Furthermore, Turkish Foreign Minister Mevlüt Çavuşoğlu met with his Saudi Arabian counterpart Faisal bin Farhan al Saud during an Organisation of Islamic Cooperation (OIC) summit in Niger’s capital Niamey. The meeting was also a first between the two ministers since the killing of Jamal Khashoggi in 2018, and came a week after Turkish President Recep Tayyip Erdoğan spoke on the phone with Saudi King Salman bin Abdulaziz al Saud to discuss issues related to the G20 summit.
“A strong Turkey-Saudi Arabia partnership will be beneficial not just for our countries, but for the whole region,” Çavuşoğlu said in a tweet, calling his meeting with the Saudi minister “sincere.”
Turkey values its relations with Saudi Arabia, Çavuşoğlu said. The precedent is therefore already set for Qatar to mediate ties.
Obstacles to overcome
Despite these positive signs, some prominent obstacles remain. Most recently, Greek media reports about Riyadh’s intention to send F-15 aircraft to the Souda military base on the Greek island of Crete has raised concerns in Turkey, as reflected in the reactions of local media.
The Greek City Times reported the news of joint military exercises between Greece and Saudi Arabia in the near future. Thus, Haberler newspaper spoke about a “threat to Turkey” and indicated that the Saudi F-15 aircraft will be flown by Greek pilots.
On the other hand, Turkish newspaper Zaman only reported news of the manoeuvres and a plan to send Saudi fighter jets to Greece as part of military cooperation between Riyadh and Athens, in light of the tension in the Eastern Mediterranean and the alliances resulting from this in recent months.
Greece and Greek Cyprus have conducted several military manoeuvres since last summer in the Eastern Mediterranean “in cooperation with its allies against Turkey,” according to Zaman newspaper.
Greece decided to ally with Saudi Arabia after engaging the United Arab Emirates, Egypt, France, the US and Israel in the same alliance.
Another stumble block could be the recent release of the Documentary ‘The Dissident’ which accuses the Saudi Royal family of links to the murder of Khashoggi.
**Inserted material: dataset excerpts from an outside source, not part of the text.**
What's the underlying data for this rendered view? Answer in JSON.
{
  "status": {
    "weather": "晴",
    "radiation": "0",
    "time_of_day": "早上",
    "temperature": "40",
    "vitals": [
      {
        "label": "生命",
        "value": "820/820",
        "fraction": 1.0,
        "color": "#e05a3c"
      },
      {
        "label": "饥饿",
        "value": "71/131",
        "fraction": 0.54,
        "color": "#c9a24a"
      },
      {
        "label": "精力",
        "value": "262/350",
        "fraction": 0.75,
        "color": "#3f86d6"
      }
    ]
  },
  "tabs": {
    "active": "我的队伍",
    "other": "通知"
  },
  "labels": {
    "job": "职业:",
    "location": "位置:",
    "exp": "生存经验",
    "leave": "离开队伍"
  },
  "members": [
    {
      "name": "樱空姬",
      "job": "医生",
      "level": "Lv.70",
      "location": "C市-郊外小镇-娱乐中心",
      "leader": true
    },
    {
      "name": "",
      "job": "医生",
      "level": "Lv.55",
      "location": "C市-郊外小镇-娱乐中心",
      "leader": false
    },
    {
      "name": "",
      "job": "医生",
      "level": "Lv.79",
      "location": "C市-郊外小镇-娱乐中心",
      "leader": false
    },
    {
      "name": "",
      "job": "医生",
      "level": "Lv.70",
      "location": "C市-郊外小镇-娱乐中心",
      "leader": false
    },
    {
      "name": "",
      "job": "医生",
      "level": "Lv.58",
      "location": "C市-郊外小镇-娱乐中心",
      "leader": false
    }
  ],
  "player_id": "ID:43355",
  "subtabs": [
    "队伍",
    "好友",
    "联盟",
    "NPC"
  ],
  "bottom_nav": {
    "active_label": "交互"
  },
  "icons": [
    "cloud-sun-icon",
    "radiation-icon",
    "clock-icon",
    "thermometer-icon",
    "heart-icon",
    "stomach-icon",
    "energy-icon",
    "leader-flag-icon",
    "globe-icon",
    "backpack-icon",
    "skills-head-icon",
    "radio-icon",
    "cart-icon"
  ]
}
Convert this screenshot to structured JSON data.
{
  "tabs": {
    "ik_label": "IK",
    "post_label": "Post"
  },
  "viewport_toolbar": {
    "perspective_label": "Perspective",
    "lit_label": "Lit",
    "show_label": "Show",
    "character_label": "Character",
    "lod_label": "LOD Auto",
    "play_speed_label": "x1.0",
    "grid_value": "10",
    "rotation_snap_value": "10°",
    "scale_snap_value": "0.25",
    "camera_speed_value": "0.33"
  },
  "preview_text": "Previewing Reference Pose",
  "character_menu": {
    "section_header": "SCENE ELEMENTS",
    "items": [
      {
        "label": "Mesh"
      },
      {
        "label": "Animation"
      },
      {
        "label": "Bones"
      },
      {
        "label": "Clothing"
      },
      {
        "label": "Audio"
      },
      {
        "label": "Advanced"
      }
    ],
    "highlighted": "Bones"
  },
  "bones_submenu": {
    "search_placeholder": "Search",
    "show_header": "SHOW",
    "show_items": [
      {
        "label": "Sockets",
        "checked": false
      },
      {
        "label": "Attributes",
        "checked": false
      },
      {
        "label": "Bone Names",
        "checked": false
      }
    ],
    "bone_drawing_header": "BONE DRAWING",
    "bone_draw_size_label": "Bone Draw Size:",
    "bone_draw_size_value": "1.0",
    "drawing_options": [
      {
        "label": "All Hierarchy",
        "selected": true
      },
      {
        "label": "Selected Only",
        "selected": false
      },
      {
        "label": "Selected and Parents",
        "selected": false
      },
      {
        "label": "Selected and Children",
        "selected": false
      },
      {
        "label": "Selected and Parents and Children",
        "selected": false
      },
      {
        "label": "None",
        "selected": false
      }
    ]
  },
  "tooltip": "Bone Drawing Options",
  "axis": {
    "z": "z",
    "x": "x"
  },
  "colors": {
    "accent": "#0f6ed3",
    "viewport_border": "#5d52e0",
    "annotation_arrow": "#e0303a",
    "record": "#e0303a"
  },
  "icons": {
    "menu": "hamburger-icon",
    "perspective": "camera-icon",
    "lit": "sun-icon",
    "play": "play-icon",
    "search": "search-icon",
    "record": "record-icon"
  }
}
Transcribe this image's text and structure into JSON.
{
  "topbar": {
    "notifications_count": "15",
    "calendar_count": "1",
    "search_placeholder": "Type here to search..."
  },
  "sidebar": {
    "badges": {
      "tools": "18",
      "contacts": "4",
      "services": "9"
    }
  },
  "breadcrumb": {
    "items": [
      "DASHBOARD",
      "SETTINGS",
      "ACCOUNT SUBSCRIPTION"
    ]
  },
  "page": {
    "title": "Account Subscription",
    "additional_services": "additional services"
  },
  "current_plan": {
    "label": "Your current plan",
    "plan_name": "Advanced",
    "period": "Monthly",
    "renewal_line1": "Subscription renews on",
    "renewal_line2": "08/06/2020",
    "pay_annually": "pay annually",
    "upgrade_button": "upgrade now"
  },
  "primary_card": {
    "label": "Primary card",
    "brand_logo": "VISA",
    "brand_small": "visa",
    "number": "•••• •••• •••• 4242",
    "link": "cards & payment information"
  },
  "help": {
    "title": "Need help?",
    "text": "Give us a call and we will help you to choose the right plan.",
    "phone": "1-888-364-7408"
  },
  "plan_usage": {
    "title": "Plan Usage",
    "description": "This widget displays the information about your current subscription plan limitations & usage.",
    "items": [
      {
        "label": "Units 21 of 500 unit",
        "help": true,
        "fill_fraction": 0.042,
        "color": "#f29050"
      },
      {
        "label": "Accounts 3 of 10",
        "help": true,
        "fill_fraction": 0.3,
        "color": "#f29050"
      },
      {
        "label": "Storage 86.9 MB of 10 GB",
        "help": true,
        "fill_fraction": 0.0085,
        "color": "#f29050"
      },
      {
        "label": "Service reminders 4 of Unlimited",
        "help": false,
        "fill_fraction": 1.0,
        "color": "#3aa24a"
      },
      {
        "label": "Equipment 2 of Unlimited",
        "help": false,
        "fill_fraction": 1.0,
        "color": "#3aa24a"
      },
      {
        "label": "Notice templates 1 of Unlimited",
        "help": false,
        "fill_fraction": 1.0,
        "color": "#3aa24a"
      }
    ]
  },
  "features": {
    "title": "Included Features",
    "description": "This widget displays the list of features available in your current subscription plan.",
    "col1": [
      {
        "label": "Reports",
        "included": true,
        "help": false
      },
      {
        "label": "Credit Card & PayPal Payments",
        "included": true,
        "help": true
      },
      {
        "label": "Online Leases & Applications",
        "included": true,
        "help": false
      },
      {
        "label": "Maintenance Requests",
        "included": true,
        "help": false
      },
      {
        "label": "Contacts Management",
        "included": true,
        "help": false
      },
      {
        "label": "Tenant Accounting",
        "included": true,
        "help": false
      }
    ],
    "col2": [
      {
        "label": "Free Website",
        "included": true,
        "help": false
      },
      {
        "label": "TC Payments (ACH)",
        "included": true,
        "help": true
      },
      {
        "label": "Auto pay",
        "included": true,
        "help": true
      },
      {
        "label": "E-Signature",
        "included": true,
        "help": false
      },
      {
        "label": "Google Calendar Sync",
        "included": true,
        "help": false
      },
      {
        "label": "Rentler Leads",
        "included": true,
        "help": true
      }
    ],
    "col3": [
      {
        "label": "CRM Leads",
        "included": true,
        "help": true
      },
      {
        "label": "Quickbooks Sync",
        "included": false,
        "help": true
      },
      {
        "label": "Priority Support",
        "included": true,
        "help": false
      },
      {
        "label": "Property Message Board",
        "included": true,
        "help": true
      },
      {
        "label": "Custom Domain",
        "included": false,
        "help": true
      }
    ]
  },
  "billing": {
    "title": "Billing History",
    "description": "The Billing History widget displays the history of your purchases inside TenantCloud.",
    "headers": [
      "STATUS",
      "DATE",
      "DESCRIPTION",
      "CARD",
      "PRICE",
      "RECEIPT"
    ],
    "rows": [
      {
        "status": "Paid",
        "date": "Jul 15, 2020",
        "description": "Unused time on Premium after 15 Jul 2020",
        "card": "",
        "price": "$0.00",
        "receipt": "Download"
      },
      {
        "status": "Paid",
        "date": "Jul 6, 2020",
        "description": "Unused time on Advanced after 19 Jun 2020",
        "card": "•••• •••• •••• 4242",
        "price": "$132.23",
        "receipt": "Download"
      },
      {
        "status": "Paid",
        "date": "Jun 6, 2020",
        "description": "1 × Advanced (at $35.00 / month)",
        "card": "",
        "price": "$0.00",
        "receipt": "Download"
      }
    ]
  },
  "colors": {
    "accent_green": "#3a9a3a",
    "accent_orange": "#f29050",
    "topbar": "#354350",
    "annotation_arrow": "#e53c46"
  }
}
Turkish government officials were involved in the documentary.
Despite this, Saudi Arabia’s fear of the challenges to come from the Biden administration, could be the major factor in overcoming these obstacles to reach a renewed level of ties.
Biden’s focus on climate change is a concern for Saudi Arabia because it will result in reduced demand for crude, the engine of its economy. By ending the blockade against Qatar, the involved countries may be sending a message to the incoming Biden administration that they are willing to cooperate with a new Middle East policy when Biden comes into power, and the same could happen with Turkey.